A man on trial for fraudulent bankruptcy opened fire in a courthouse in Milan in northern Italy on Thursday, killing his lawyer, co-defendant and a judge before being arrested by police after fleeing the scene.
“Now he’s being held in a Carabinieri military police barracks,” Interior Minister Angelino Alfano said.
As the shots rang out, court employees barricaded themselves inside their offices and took cover under their desks as police hunted for the gunman in the fortress-like courthouse. Eventually, the employees trickled out, women first, followed by the men who had their court ID cards checked.
Prosecutor Edmondo Bruti Liberati said the gunman first fired on his lawyer and co-defendant, killing both and seriously injuring a second co-defendant.
Afterwards, he “walked through the building, going down a floor, and killed the judge”, Bruti Liberati said.
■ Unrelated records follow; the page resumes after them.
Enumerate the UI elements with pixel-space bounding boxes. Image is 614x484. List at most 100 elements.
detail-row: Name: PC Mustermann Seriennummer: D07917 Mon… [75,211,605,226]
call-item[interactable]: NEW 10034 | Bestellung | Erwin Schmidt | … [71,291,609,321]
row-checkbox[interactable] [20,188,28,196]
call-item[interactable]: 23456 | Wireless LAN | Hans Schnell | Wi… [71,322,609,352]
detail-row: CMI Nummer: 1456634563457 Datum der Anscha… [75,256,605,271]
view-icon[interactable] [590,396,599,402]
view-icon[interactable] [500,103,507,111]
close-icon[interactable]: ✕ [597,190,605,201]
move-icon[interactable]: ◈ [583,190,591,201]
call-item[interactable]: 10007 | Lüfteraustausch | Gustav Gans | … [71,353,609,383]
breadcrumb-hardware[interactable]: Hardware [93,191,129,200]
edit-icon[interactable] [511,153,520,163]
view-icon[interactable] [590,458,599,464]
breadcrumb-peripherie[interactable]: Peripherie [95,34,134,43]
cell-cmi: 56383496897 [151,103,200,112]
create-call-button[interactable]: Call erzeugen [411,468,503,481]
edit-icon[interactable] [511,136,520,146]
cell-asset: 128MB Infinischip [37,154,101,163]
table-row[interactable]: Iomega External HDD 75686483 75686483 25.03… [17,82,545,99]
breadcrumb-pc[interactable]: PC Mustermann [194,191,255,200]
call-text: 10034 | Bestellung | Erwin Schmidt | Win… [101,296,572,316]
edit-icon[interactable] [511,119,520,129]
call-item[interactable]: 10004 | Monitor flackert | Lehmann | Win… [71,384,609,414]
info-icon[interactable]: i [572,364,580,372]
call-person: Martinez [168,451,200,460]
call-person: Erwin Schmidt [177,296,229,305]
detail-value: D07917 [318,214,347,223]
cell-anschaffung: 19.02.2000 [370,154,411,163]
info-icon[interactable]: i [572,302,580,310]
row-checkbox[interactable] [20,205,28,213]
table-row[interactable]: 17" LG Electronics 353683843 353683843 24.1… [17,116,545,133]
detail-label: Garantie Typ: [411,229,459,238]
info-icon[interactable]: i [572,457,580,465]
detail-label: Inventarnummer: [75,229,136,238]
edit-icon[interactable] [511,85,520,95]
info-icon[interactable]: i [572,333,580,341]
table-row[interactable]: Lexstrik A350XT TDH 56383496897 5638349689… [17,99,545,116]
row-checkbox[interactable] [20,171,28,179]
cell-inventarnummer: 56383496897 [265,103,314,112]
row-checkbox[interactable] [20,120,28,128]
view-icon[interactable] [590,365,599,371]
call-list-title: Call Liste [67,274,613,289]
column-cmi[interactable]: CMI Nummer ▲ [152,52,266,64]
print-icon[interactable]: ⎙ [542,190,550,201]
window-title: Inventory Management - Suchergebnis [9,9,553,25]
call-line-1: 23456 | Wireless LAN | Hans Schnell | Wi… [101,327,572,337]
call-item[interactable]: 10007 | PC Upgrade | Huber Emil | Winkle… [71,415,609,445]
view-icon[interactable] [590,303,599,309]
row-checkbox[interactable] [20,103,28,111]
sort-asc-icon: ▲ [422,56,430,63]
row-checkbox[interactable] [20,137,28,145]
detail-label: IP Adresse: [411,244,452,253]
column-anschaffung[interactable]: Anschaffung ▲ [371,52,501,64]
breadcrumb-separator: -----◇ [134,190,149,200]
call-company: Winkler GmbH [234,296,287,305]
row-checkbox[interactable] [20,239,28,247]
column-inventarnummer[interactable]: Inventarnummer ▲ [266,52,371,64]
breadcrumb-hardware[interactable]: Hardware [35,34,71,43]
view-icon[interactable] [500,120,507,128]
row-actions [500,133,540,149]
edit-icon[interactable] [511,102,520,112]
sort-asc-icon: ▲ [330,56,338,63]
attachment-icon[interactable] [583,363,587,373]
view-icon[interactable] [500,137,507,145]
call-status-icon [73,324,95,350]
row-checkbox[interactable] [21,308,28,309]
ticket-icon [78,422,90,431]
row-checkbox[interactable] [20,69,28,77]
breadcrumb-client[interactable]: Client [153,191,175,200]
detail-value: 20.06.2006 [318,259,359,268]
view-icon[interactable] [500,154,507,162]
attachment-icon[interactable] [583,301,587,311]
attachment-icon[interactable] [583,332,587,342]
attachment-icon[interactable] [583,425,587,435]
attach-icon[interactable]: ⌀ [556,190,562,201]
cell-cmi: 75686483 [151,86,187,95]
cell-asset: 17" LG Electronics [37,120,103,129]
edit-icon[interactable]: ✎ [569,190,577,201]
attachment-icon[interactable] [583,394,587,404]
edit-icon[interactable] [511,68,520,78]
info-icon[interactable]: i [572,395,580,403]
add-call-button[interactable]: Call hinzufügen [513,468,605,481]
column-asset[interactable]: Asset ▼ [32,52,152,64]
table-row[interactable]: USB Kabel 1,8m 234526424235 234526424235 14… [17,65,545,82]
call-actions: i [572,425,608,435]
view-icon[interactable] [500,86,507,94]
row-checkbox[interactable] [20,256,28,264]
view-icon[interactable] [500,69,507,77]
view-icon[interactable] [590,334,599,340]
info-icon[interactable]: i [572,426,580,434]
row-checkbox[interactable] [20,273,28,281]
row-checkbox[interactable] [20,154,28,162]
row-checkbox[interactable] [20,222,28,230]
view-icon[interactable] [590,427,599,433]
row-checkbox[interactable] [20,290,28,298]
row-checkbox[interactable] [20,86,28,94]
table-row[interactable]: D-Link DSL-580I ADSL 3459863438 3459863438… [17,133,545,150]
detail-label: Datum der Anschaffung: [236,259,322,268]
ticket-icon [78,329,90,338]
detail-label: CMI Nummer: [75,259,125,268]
He said it was not clear whether there was any relationship between the gunman and the judge.
He identified the slain judge as Fernando Ciampi, who worked in the civil section of bankruptcy court. The ANSA news agency identified the gunman as Claudio Giardiello.
The sound of shots ringing out had caused panic, lawyer Marcello Ilia, who was in the courthouse when the shooting began, said.
“All of a sudden we heard at least three or four shots,” he said.
“We tried to find out what was going on. There were suddenly lots of police officers who told us not to leave the room, they shut us in.
“After a few minutes we came out. They told us someone in a suit and tie was armed and at large in the court,” he said.
The Palace of Justice is in the historic centre in Milan, only a few streets away from the city’s cathedral and shopping district.
The shooting immediately raised questions about how the man gained entrance to the courthouse. The courthouse has metal detectors at the four main entrances, but lawyers and courthouse employees with official IDs are regularly waved through without the additional security screen.
Employees who exited the building after the shooting suggested that the gunman could easily have gained entrance without passing through the metal detector by entering with his lawyer.